Friday, February 26, 2010

Cha Cha!

A little lesson from Miss Bakaire on the essentials of fabulousness - a headpiece to die for, a couple of insinuating numbers, and a deathless belief in one's own mythos. Even here, with all the limitations of an early-TV variety special, in Germany yet, Josephine demonstrates why she was one of the very great sensations and, among other things, a matchless dancer...


  1. Il y a seulement un Josephine, elle était spectaculaire!

  2. I do believe that was just dandy. what a gal !

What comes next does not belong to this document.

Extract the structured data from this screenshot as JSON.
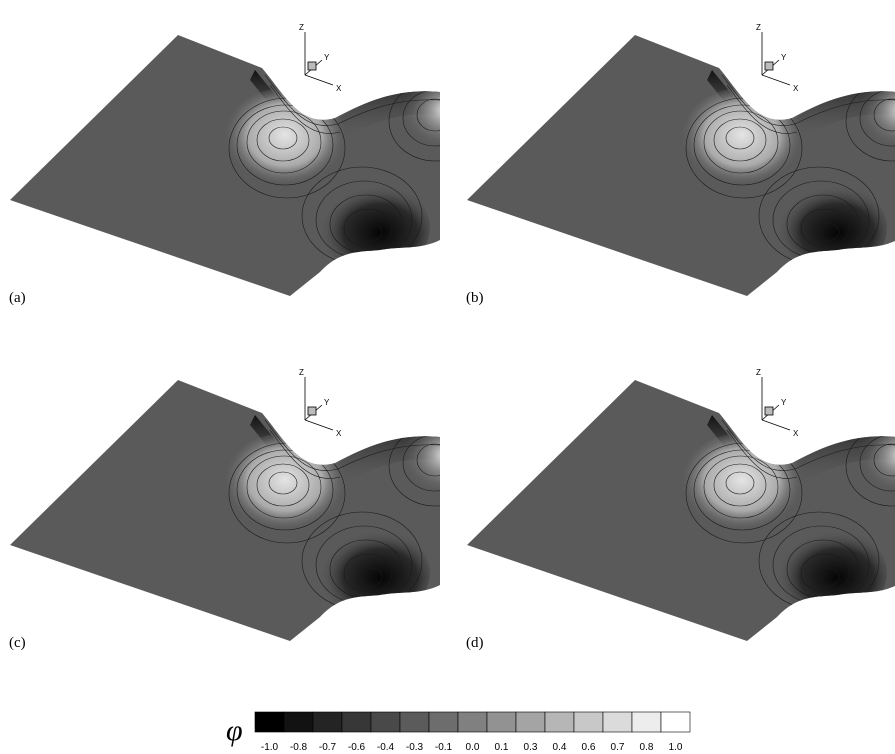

  3. now now felix, let's not forget our consecutio temporum, or anon will come out of the woodwork and reprehend us for our grammar once again

    il n'y avait qu'une seule Josephine, elle était spectaculaire


    il n'y a qu'une seule Josephine, elle est spectaculaire

    (somehow the present tense appeals to me, Josephine never really left us)

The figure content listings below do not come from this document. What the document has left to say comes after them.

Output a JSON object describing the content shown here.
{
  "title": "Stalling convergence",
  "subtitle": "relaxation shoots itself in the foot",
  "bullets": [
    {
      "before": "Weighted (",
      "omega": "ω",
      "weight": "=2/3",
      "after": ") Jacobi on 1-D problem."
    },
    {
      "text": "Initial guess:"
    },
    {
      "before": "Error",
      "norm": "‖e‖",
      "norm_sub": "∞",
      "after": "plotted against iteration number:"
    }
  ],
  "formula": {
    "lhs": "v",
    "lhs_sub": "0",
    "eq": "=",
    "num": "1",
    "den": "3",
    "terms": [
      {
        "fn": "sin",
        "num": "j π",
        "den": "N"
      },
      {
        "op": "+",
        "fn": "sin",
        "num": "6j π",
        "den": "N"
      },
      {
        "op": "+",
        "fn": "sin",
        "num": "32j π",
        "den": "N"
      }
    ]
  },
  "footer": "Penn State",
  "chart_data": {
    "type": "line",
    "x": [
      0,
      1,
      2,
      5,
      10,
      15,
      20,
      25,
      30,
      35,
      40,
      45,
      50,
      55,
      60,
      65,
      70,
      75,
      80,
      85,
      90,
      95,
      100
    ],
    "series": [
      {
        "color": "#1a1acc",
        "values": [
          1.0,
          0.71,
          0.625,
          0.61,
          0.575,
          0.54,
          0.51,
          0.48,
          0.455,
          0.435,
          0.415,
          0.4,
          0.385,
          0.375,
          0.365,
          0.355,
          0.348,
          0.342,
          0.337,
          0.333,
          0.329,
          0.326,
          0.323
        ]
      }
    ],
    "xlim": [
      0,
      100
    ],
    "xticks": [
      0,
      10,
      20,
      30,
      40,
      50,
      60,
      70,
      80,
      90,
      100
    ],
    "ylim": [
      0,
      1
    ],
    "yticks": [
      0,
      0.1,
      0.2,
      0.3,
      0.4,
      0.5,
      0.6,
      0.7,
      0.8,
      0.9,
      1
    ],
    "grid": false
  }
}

    for a moment now i swear that i heard the voice of mademoiselle Chatpuant, my french teacher at primary school - an unusually tall woman who walked to school accompanied by a big cat with an equally nasty temperament and pungent fishy odour, which years later brought up a few totally unfounded theories on why he was the only beneficiary in the old maid's testament - but that's a separate story although it still concerns la langue française in a way.

  4. She didn't say anything about not touching her bananas.

    Oh there's kabuki and Felix. Hello ladies.

  5. M.Fellini- my whole-hearted apologies. Like many Americans (I'm embarrassed to admit), I only speak English. So this is what happens when you rely on a web translation page without the knowledge to back it up.

    But also from the bottom of my heart and in English: Josephine is (was) (always will be) a treasure.

    Oh MJ, you still here?

  6. Ah, mes amours, along with Lucia I wholeheartedly endorse attacked les langues straight on. With un peu of French, un po of Italian, and, for me, even shwayat Arabic, we can face even the most peremptory of anons!

    And lovely to see you all; so sorry to have been distracted of late. Trying to see what we can do about that, but really, la bella vita can be vy vy tarsome...

  7. For most of it, there's an unfortunate focus on the ill-tailored bodice of her dress and one has an almost shameful preoccupation with what is going on down there, under her skirt.

    You say she's a matchless dancer but in the second one when she breaks free from the tight camera angle, I can't help feeling that she resembles nothing so much as the way one's parents get down on the dancefloor. A lot of enthusiasm but slightly weird.

  8. No apologies are necessary my dear Felix. While you make your best in French, here in Brussels we contemplate the possibility of adding yet more languages to the babylon that is the EU.

    When former Yugoslav states join the European Union, their individual languages will become institutionalised, with official documents translated also in Serbian, Croatian, Bosnian, and Montenegrin, on top of the other 23 current official languages.

    I read on an article on the that Montenegrin is spoken by 630,000 inhabitants and apparently it is not more different from Serbian, than English spoken in Long Island is from English spoken in New Jersey.

    That creates a certain discomfort for the 9 million people speaking Catalan or the 5 million people who speak Lombard, for instance, as their languages are not official languages of the European Union.

    However nobody wrapped up the whole European linguistic dilemma better than Mrs Amplebosom, a surprisingly young looking project manager I happened to work with in London, who was not afraid to dress daringly and show her decolletessen. 'I speak two languages,' she said one day while solemnly swaying her statuesque ampullae with anticipation, 'English and Foreign.'

  9. is she playing any rooms in town? i'd just love to see her this week.

  10. While I am left wondering, Norma, whether you mean Josephine or Mrs. Amplebosom, I'll presume the former.

    All I can say is that in a perfect world, she is forever playing at the Folies (closing the secnod act with her Mary, Queen of Scots number), while stealing off one or two nights a week for a late night set at Bricktop's. At which, of course, you and I, Thom and TJB, Felix and Pennee, and a few select others have a standing table ringside.

  11. Didn't I catch Mrs. Amplebosom playing Belle Poitrine in the Islington Community Theatre production of Little Me a few years back?